Trevor Kruse and Darren Singbiel of Toronto in skating protest against “Don’t Ask Don’t Tell."

Trevor Kruse and Darren Singbiel of Toronto brought down the house with their beautifully skated emotional response to Bill Clinton’s disappointing “Don’t Ask Don’t Tell” policy about gays in the military.

Mark Hurd and J P Martin of Montreal stunned with overhead lifts in costumes that looked like they had tattooed their entire bodies. They had been thrown out of their rink for practicing together.

Lisa Clinton performed topless in the Exhibition. I still laugh at people’s reactions. Many men in the audience were stunned. I knew Lisa and was actually not surprised. It was a time when the only advertisers in gay magazines and cable tv shows were men’s underwear and men’s phone sex lines, Lesbians had to be subjected to men’s bodies all the time if we wanted to be up on the news. Gay men didn’t seem to think of women as sexual beings. Many of the same men who delighted in former US National competitor, Wynn Miller, skating to “Spartacus” in a bit of leather with obvious piercings, reacted quite differently to Lisa baring her breasts.
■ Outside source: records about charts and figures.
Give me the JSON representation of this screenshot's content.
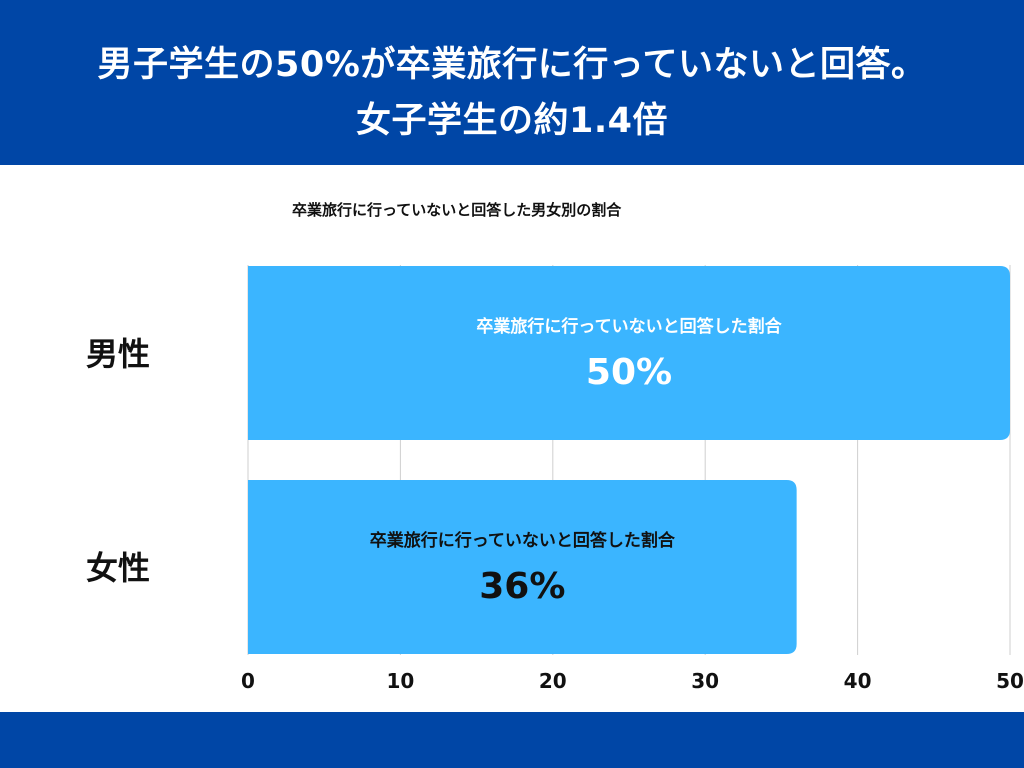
{
  "header": {
    "line1": "男子学生の50%が卒業旅行に行っていないと回答。",
    "line2": "女子学生の約1.4倍"
  },
  "colors": {
    "header_bg": "#0046a6",
    "bar": "#3bb5ff",
    "grid": "#cfcfcf",
    "male_label_color": "#ffffff",
    "female_label_color": "#111111"
  },
  "chart_data": {
    "type": "bar",
    "orientation": "horizontal",
    "title": "卒業旅行に行っていないと回答した男女別の割合",
    "categories": [
      "男性",
      "女性"
    ],
    "values": [
      50,
      36
    ],
    "bar_caption": "卒業旅行に行っていないと回答した割合",
    "value_labels": [
      "50%",
      "36%"
    ],
    "xlim": [
      0,
      50
    ],
    "xticks": [
      0,
      10,
      20,
      30,
      40,
      50
    ],
    "grid": true,
    "legend": "none"
  }
}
My solo program in a rainbow unitard glittering with crystal was skated to Barbra Streisand singing “I Can Do It”. It reflected everything about my life at that moment. The costume was a labor of love that took over 6 months of hand beading. Years later I presented it to Rose Mary Mitchell for the Gay Games Archives in the San Francisco Library.

The pairs number I skated with Linda to Doris Day’s “Secret Love” had exactly the impact that I intended when I proposed the music, However, the magnitude of that impact exceeded my wildest expectations. A photo of the choreographed kiss at the end of our program was blasted by the AP to newspapers all over the world.